Winka Dubbeldam believes there is power in the people.
As a public intellectual, she has invested her efforts in researching the concept of "bottom-up" and "systems" design at academic institutions like Columbia, Harvard and the University of Pennsylvania - where she now serves as chair of the department of architecture. As principal of the New York-based firm, Archi-Tectonics, she demonstrates how these concepts work in both theory and practice.
In between the consistent cadence of client meetings and academic functions, Winka has been vocal about the future of cities, traveling overseas and giving TED Talks.
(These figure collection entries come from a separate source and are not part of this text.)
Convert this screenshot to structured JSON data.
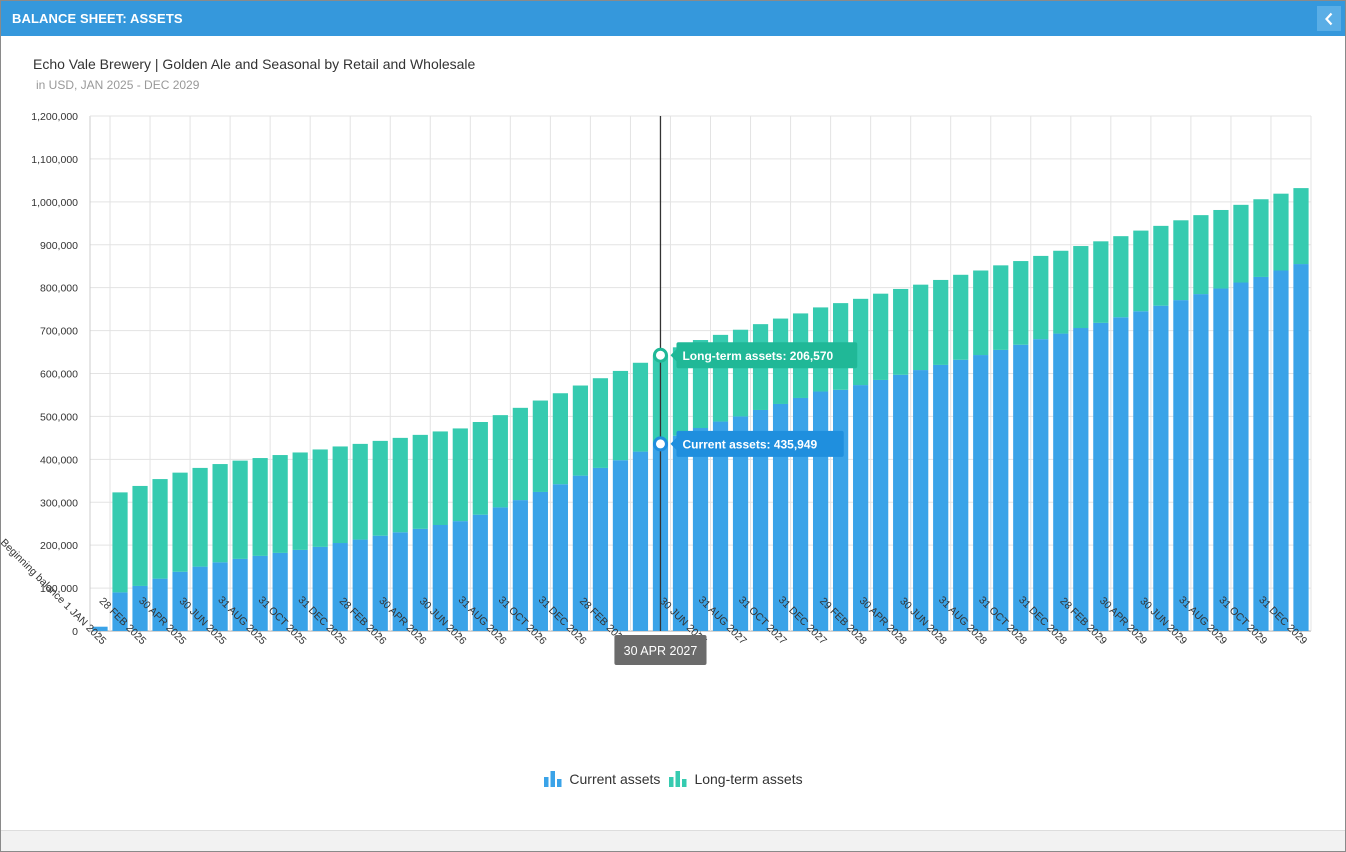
{
  "window": {
    "title": "BALANCE SHEET: ASSETS"
  },
  "chart_data": {
    "type": "bar",
    "stacked": true,
    "title": "Echo Vale Brewery | Golden Ale and Seasonal by Retail and Wholesale",
    "subtitle": "in USD, JAN 2025 - DEC 2029",
    "xlabel": "",
    "ylabel": "",
    "ylim": [
      0,
      1200000
    ],
    "yticks": [
      0,
      100000,
      200000,
      300000,
      400000,
      500000,
      600000,
      700000,
      800000,
      900000,
      1000000,
      1100000,
      1200000
    ],
    "ytick_labels": [
      "0",
      "100,000",
      "200,000",
      "300,000",
      "400,000",
      "500,000",
      "600,000",
      "700,000",
      "800,000",
      "900,000",
      "1,000,000",
      "1,100,000",
      "1,200,000"
    ],
    "grid": true,
    "legend_position": "bottom",
    "categories": [
      "Beginning balance 1 JAN 2025",
      "31 JAN 2025",
      "28 FEB 2025",
      "31 MAR 2025",
      "30 APR 2025",
      "31 MAY 2025",
      "30 JUN 2025",
      "31 JUL 2025",
      "31 AUG 2025",
      "30 SEP 2025",
      "31 OCT 2025",
      "30 NOV 2025",
      "31 DEC 2025",
      "31 JAN 2026",
      "28 FEB 2026",
      "31 MAR 2026",
      "30 APR 2026",
      "31 MAY 2026",
      "30 JUN 2026",
      "31 JUL 2026",
      "31 AUG 2026",
      "30 SEP 2026",
      "31 OCT 2026",
      "30 NOV 2026",
      "31 DEC 2026",
      "31 JAN 2027",
      "28 FEB 2027",
      "31 MAR 2027",
      "30 APR 2027",
      "31 MAY 2027",
      "30 JUN 2027",
      "31 JUL 2027",
      "31 AUG 2027",
      "30 SEP 2027",
      "31 OCT 2027",
      "30 NOV 2027",
      "31 DEC 2027",
      "31 JAN 2028",
      "29 FEB 2028",
      "31 MAR 2028",
      "30 APR 2028",
      "31 MAY 2028",
      "30 JUN 2028",
      "31 JUL 2028",
      "31 AUG 2028",
      "30 SEP 2028",
      "31 OCT 2028",
      "30 NOV 2028",
      "31 DEC 2028",
      "31 JAN 2029",
      "28 FEB 2029",
      "31 MAR 2029",
      "30 APR 2029",
      "31 MAY 2029",
      "30 JUN 2029",
      "31 JUL 2029",
      "31 AUG 2029",
      "30 SEP 2029",
      "31 OCT 2029",
      "30 NOV 2029",
      "31 DEC 2029"
    ],
    "visible_tick_labels": [
      "Beginning balance 1 JAN 2025",
      "28 FEB 2025",
      "30 APR 2025",
      "30 JUN 2025",
      "31 AUG 2025",
      "31 OCT 2025",
      "31 DEC 2025",
      "28 FEB 2026",
      "30 APR 2026",
      "30 JUN 2026",
      "31 AUG 2026",
      "31 OCT 2026",
      "31 DEC 2026",
      "28 FEB 2027",
      "30 JUN 2027",
      "31 AUG 2027",
      "31 OCT 2027",
      "31 DEC 2027",
      "29 FEB 2028",
      "30 APR 2028",
      "30 JUN 2028",
      "31 AUG 2028",
      "31 OCT 2028",
      "31 DEC 2028",
      "28 FEB 2029",
      "30 APR 2029",
      "30 JUN 2029",
      "31 AUG 2029",
      "31 OCT 2029",
      "31 DEC 2029"
    ],
    "series": [
      {
        "name": "Current assets",
        "color": "#3aa3e8",
        "values": [
          10000,
          90000,
          105000,
          122000,
          138000,
          150000,
          160000,
          168000,
          175000,
          182000,
          189000,
          196000,
          205000,
          213000,
          222000,
          230000,
          238000,
          247000,
          256000,
          271000,
          288000,
          305000,
          324000,
          342000,
          362000,
          380000,
          398000,
          418000,
          435949,
          455000,
          473000,
          488000,
          500000,
          515000,
          529000,
          543000,
          558000,
          562000,
          573000,
          585000,
          597000,
          608000,
          620000,
          632000,
          643000,
          655000,
          667000,
          680000,
          693000,
          706000,
          718000,
          731000,
          745000,
          758000,
          771000,
          785000,
          798000,
          812000,
          825000,
          840000,
          855000
        ]
      },
      {
        "name": "Long-term assets",
        "color": "#36cbb0",
        "values": [
          0,
          233000,
          233000,
          232000,
          231000,
          230000,
          229000,
          229000,
          228000,
          228000,
          227000,
          227000,
          225000,
          223000,
          221000,
          220000,
          219000,
          218000,
          216000,
          216000,
          215000,
          215000,
          213000,
          212000,
          210000,
          209000,
          208000,
          207000,
          206570,
          206000,
          205000,
          202000,
          202000,
          200000,
          199000,
          197000,
          196000,
          202000,
          201000,
          201000,
          200000,
          199000,
          198000,
          198000,
          197000,
          197000,
          195000,
          194000,
          193000,
          191000,
          190000,
          189000,
          188000,
          186000,
          186000,
          184000,
          183000,
          181000,
          181000,
          179000,
          177000
        ]
      }
    ],
    "hover": {
      "category": "30 APR 2027",
      "index": 28,
      "labels": {
        "long_term": "Long-term assets: 206,570",
        "current": "Current assets: 435,949"
      }
    }
  },
  "legend": {
    "current_label": "Current assets",
    "longterm_label": "Long-term assets"
  }
}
Her most recent project revolves around a bilingual website, Mi Ciudad Ideal (My Ideal City), which has led her to Bogotá, Colombia where she is leading efforts to crowdsource and document the opinions of hundreds of thousands of urban residents in hopes to better understand what makes the "Ideal City." ArchDaily recently caught up with Winka to discuss the project's foundation and how it works.
How did “My Ideal City” start?
My client, Rodrigo Niño, from the Prodigy Network was working with a developer from Spain. They developed a crowdfunded tower in downtown Bogotá, raising over $250 million with thousands of small investors, the new middle class of Colombia. Since that was a huge success - in fact, the largest crowd funded project world wide - they realized that the rest of Bogotá’s downtown also needed further development. And this development could be initiated from the bottom-up. In other words, “with the people.”
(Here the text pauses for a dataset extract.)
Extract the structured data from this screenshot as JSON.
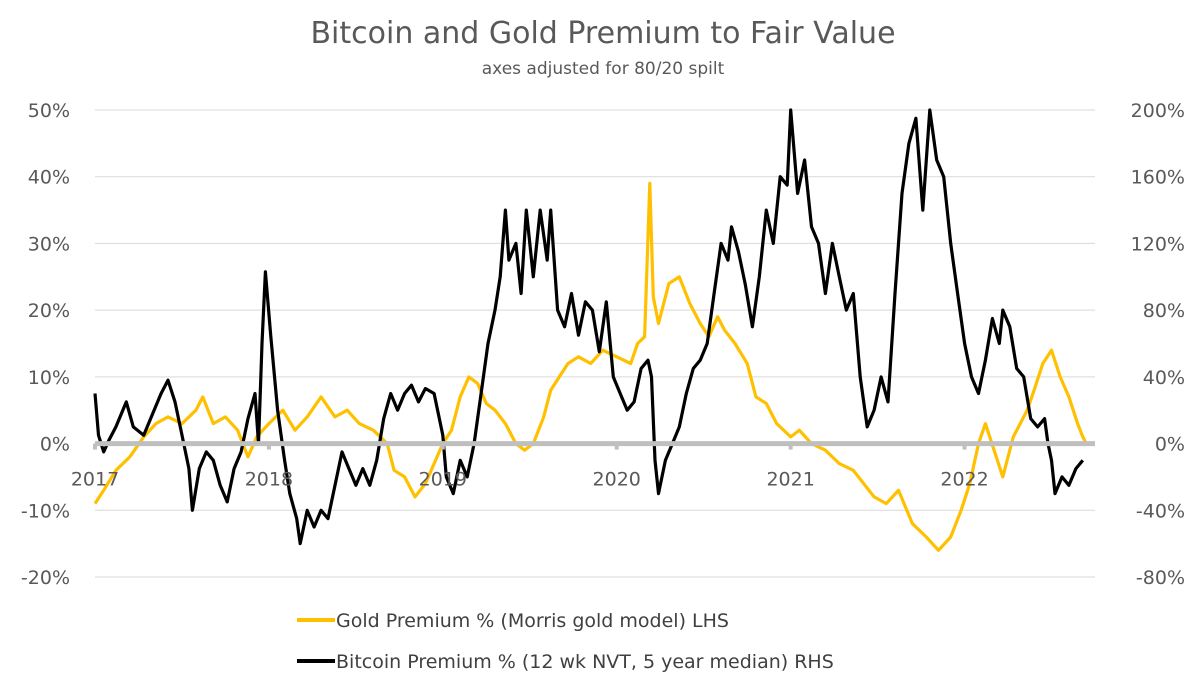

Rodrigo and I first discussed the possibility of working together in Bogotá. After I gave a lecture there, we quickly realized we were in similar mindsets. Soon after this, I was lead-architect of the My Ideal City initiative.
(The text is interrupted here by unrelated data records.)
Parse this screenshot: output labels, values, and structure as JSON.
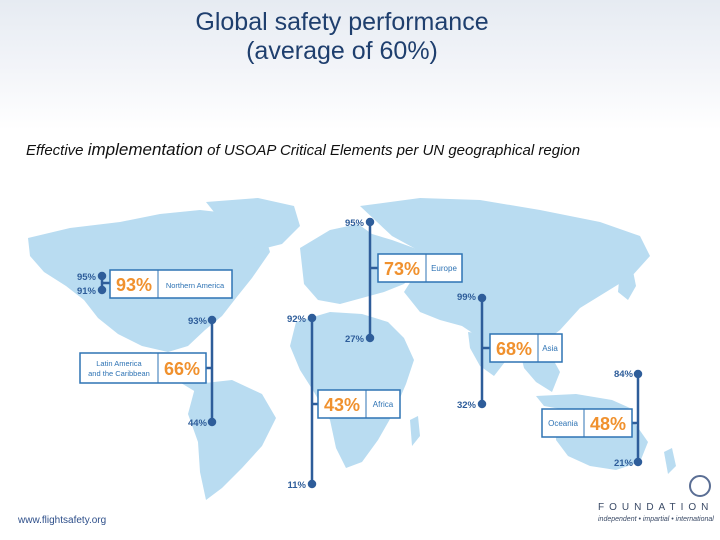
{
  "header": {
    "title_line1": "Global safety performance",
    "title_line2": "(average of 60%)"
  },
  "subtitle": {
    "part1": "Effective",
    "part2": "implementation",
    "part3": "of USOAP Critical Elements per UN geographical region"
  },
  "colors": {
    "map": "#b9dcf1",
    "label_blue": "#2e73b4",
    "value_orange": "#f0912e",
    "line": "#2e5d9a",
    "title": "#1f3f6e"
  },
  "chart_data": {
    "type": "range",
    "regions": [
      {
        "name": "Northern America",
        "average": "93%",
        "max": "95%",
        "min": "91%"
      },
      {
        "name": "Europe",
        "average": "73%",
        "max": "95%",
        "min": "27%"
      },
      {
        "name": "Latin America and the Caribbean",
        "name_line1": "Latin America",
        "name_line2": "and the Caribbean",
        "average": "66%",
        "max": "93%",
        "min": "44%"
      },
      {
        "name": "Africa",
        "average": "43%",
        "max": "92%",
        "min": "11%"
      },
      {
        "name": "Asia",
        "average": "68%",
        "max": "99%",
        "min": "32%"
      },
      {
        "name": "Oceania",
        "average": "48%",
        "max": "84%",
        "min": "21%"
      }
    ]
  },
  "footer": {
    "url": "www.flightsafety.org",
    "logo_word": "FOUNDATION",
    "logo_tagline": "independent • impartial • international"
  }
}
It's really a dream challenge. I proposed a team of experts to Rodrigo, gathered them for weekly meetings and began by developing a website. Rodrigo had the idea of involving a Spanish-speaking radio station which ran programs in the morning, a perfect time when people are commuting. The radio was a great way to activate a conversation, to start sharing the idea of crowd-funded urban initiatives.
So, for instance, together with PSFJ (crowd sourcing and trend research experts), we asked "questions of the week," encouraging the public to visit our website and post their thoughts on what the ideal city for them would look like.
The response was amazing. At one point, a team member noted, "Wow! We have over 80,000 people with responses." It was at 130,000 responses a week later when I checked. With my team we then derived trends from the overwhelming number of responses. This is great because we can see what people really think about urban issues, allowing us to understand public opinion on a large scale.
What is the architect’s role in a crowd-funded project? Is design left up to the public?
People, ultimately, fund in experts. They don't want you, the architect, to sit there and do what they say because, of course, you can't listen to hundreds of thousands of opinions. So, what we do is really study these trends but also respond with proposals. It's really about a two-way feedback. It's not about people telling us what to do; that has never worked. It would be as if you visited a doctor and began to tell him what to do to cure your illness.
That's not what the public wants. They want projects that are successful, well-designed and thought out by the designers, taking into account the needs of the client. This a typical relationship between architects/landscape architects and their clients, it's just in this case our client is the public - a crowd funded endeavor.
It's actually not that different, just way more interesting.
Plus, it's on a whole other scale. We normally work on a single building with a client, now we are working on a whole downtown. So, we need more input. The people have a better reading of what's going on within their neighborhoods and cities than the government. Thus, our approach is not from the "top-down" but from the "bottom-up."
Will the “My Ideal City” model extend to cities abroad?
Recently, we presented My Ideal Cities in Berlin, Germany at Aedes, one of the biggest galleries in Europe for architecture and urban research, and they were saying how this would be an amazing concept to start implementing there. Being from northern Europe, I had not expected this type of response.
With this said, it's for sure going to happen in the U.S. The federal government just passed a regulation in which crowdfunding is something you can start to initiate here as well. When you crowd-fund, there is a regulation aspect which dictates how you go about doing this - like banks, actually. But this just passed, so it'll be interesting how this develops in the near future.
As a current New Yorker, I hope we may start talking about what we, the public, want to see in our city and actively participate in this growth.
What advice do you give your architecture students interested in addressing urban issues?
Students tend to think that they need to transform themselves towards an issue, towards trends. You need to find what interests you; be aware of it, study it intensely and be rigorous. By doing this, we can become great consultants and innovative team members.
What architects are good at is, not simply generating data, but actually, giving it form. This is important. The moment you start to, for instance, map traffic - you're in deep trouble. There is a critical boundary you should understand; as an expert you have different responsibilities than what people would like to put on you. You get a project, then you should ask yourself what the real question is, rather than just randomly answering the accepted ones. That kind of critical thinking, that kind of self-editing is as crucial as the fact that you want to become an expert in architectural design.